Nostalgia and innocent feelings of euphoria and hope are captured in Deutchman’s “11/4/08,” which was one of the weekend world premieres. Just weeks before the last presidential election in the United States, Deutchman asked friends around the country and in cities in Europe and Asia to record their experiences of the day that catapulted Barack Obama into the presidency. “I have a secret wish that everything in history will be available [on film],” Deutchman said following the screening at Austin’s convention center. “I figured this would be a great day to capture.” Other filmmakers, including Joe Swanberg (“Alexander the Last”) and Margaret Brown (“The Order of Myths”) were among the cadre of Deutchman’s friends adding footage, relaying the events as they went down in Chicago and Brooklyn respectively.
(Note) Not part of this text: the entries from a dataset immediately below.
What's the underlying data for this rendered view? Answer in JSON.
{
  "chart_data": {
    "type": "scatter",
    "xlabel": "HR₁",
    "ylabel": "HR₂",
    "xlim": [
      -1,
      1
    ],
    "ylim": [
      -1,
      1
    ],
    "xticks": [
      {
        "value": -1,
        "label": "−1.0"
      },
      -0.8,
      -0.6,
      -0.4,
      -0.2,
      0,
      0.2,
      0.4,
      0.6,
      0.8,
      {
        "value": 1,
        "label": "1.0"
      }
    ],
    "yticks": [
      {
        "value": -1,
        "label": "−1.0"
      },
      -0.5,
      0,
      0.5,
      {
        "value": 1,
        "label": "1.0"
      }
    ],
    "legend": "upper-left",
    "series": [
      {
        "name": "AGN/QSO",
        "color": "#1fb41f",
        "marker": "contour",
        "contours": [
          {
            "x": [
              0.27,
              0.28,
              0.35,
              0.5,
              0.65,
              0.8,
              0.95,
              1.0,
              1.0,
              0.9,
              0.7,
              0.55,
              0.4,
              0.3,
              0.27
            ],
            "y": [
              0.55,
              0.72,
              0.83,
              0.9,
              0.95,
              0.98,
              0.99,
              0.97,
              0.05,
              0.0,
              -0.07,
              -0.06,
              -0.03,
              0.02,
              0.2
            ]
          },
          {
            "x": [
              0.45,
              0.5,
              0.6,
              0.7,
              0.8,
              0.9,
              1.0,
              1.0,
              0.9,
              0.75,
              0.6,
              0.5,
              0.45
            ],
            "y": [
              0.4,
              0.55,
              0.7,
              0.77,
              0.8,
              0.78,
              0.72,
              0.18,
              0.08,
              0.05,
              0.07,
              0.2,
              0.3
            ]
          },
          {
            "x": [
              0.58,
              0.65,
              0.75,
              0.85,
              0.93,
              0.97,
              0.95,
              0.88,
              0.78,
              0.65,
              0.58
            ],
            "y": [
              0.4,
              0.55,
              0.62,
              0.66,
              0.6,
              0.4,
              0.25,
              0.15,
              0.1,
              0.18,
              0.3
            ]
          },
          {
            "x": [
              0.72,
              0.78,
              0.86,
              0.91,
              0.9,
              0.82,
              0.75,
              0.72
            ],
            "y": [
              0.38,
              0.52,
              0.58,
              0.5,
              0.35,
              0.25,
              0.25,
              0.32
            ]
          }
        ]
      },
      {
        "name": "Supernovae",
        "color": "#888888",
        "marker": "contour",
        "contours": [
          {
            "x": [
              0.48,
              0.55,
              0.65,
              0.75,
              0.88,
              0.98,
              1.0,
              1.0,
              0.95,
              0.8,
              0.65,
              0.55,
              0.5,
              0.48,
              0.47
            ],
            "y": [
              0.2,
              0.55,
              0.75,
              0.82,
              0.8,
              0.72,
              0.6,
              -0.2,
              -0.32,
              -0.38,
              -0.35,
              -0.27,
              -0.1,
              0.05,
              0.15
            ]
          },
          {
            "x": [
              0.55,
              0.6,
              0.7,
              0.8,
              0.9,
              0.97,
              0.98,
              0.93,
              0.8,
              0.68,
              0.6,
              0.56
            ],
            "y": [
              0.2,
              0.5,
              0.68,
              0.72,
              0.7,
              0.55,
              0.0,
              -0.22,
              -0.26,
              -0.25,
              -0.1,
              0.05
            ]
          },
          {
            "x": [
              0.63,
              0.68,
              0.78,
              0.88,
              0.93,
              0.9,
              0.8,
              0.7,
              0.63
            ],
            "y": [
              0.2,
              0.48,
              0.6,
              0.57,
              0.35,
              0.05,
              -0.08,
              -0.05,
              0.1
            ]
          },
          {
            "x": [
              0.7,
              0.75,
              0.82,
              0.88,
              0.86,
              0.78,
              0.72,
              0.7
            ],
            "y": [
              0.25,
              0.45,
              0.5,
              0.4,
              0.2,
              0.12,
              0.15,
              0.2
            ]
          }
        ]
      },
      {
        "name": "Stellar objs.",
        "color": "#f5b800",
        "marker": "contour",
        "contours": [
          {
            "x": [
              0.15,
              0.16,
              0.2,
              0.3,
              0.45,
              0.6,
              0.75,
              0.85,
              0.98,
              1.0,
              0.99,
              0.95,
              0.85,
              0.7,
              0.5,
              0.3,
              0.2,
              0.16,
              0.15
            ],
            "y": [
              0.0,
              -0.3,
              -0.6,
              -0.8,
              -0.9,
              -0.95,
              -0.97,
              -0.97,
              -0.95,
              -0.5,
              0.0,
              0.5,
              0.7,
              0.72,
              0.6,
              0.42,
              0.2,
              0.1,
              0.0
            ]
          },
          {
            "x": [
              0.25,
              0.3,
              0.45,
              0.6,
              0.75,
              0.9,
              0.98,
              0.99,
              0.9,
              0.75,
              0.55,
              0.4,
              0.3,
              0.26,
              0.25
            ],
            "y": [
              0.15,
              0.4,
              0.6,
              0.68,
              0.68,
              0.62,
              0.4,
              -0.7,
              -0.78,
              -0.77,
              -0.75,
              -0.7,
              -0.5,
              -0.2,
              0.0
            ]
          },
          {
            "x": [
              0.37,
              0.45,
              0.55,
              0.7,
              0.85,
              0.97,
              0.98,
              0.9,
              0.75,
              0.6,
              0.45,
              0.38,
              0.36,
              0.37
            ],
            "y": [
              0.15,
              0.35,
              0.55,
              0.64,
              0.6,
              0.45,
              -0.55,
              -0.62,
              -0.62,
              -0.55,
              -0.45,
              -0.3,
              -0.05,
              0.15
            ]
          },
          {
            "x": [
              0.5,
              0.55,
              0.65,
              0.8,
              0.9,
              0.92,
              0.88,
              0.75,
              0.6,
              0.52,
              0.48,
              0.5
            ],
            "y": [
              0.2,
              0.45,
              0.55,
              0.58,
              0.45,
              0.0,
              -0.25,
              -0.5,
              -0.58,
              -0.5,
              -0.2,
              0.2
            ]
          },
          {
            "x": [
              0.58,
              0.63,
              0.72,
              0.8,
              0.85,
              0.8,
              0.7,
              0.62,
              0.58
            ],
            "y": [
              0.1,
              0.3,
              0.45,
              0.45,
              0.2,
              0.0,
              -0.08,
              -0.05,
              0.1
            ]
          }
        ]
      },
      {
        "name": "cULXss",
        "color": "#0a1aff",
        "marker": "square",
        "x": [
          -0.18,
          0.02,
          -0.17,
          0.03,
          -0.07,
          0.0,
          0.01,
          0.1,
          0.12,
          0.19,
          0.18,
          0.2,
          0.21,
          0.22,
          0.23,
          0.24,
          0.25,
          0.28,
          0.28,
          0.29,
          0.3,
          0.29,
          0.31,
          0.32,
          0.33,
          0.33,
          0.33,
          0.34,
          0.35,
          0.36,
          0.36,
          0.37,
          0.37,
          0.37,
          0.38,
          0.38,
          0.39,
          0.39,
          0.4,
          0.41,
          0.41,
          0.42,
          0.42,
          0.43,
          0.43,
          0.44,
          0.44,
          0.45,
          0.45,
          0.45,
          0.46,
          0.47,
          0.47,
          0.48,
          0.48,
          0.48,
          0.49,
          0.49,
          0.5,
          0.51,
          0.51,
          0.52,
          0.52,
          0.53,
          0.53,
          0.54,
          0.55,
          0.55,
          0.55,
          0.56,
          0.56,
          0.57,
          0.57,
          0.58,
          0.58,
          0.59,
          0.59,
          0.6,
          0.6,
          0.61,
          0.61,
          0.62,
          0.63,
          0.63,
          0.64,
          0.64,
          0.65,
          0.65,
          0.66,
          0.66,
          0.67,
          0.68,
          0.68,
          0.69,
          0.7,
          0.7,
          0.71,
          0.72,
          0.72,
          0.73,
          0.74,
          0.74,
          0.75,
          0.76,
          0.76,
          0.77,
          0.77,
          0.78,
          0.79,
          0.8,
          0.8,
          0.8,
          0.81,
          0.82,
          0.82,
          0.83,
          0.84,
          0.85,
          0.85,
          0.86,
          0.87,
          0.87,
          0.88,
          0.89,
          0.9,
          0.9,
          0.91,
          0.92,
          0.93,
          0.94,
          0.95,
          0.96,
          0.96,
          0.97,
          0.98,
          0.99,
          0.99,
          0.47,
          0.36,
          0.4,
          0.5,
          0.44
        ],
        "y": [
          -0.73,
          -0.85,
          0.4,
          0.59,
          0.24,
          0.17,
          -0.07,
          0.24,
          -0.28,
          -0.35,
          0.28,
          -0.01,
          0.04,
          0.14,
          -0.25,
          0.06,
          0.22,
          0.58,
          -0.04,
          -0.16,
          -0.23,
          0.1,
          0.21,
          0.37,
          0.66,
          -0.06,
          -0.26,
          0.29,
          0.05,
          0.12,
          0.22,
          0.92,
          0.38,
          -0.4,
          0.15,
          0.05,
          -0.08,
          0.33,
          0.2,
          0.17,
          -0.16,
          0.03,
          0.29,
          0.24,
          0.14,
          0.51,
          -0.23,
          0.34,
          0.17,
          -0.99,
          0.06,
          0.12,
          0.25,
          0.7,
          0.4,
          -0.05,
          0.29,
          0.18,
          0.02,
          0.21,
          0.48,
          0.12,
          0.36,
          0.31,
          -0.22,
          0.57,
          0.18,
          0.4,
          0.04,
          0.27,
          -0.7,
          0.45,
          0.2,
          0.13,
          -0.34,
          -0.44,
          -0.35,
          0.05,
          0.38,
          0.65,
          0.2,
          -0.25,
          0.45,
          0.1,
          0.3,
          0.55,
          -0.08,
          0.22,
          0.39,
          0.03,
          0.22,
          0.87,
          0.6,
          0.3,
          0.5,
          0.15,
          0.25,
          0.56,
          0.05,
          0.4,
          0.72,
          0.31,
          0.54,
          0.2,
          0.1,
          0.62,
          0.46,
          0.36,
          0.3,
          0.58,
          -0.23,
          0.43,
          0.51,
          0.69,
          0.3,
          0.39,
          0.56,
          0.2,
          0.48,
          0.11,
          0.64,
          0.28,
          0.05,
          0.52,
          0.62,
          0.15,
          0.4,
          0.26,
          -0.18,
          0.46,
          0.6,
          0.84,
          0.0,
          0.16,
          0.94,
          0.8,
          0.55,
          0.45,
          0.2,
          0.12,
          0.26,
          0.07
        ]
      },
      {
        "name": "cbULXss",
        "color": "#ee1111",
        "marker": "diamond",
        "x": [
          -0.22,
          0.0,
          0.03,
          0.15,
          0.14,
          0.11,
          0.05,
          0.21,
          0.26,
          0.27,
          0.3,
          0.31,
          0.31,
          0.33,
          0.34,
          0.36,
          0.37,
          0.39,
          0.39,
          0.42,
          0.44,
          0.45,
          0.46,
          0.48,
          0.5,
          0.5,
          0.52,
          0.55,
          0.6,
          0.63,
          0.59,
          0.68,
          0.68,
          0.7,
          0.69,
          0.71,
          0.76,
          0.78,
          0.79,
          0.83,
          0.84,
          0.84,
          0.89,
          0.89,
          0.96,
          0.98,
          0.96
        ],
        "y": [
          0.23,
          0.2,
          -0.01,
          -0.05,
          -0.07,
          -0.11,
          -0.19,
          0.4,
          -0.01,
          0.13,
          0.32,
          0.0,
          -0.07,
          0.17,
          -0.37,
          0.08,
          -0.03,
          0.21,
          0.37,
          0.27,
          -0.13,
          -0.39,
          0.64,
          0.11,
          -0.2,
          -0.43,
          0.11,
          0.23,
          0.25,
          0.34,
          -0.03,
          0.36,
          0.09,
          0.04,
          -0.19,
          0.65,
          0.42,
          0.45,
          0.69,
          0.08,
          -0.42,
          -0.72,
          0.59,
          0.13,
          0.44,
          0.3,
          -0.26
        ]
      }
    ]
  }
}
“It felt great to be in Chicago that night, it was a great communal experience,” said Swanberg, who attended the big rally in the windy city’s McCarren park where Obama gave his victory speech. “The film makes me think of the emotions of that day, and some of it seems quite loaded now,” added Brown.
While the film is definitely from a pro-Obama point of view, Deutchman hopes to add to the footage by way of an ever-increasing library on the film’s website. He also would like to compile material from the Republican side. “I’m an Obama supporter, I make no secret of my sympathies,” said Deutchman. “I have very minimal footage from the Republican point of view, but I’d like to get more. There’s the film that exists [now] and there is possibly a film that it can be in the future.”
Fellow doc “Marwencol” is a delightful story of one man, Mark Hogancamp. The Upstate New York man suffered life-changing injuries in a bar brawl, leaving him permanently unable to use his hands and other physical skills. After his long convalescence, Hogancamp channeled his creativity in building a 1/6th scale town called Marwencol with dolls – each representing his friends and family. Photographs of his various constructs capture the town’s various relationships and dramas, and taking photos has proven therapeutic for his hands. The photos have not gone unnoticed either. A New York City gallery discovered his images and produced a show in downtown Manhattan, which tempts Hogancamp to abandon his normal reclusiveness and Marwencol fantasy life for the real world.
“He’s an artist in the true sense of the word,” said director Jeff Malmberg. “I never set up lights when filming. It was just a conversation. I wanted to keep the filming as organic a process as possible.” Malmberg, who is an editor, said he originally wanted to film a short, but after he happened to meet Hogancamp, he realized the story would require a feature. “I saw his photographs and it was all great timing. I wanted to do the short, but when I heard he was going to do the art show, I realized it was going to be a much bigger film.”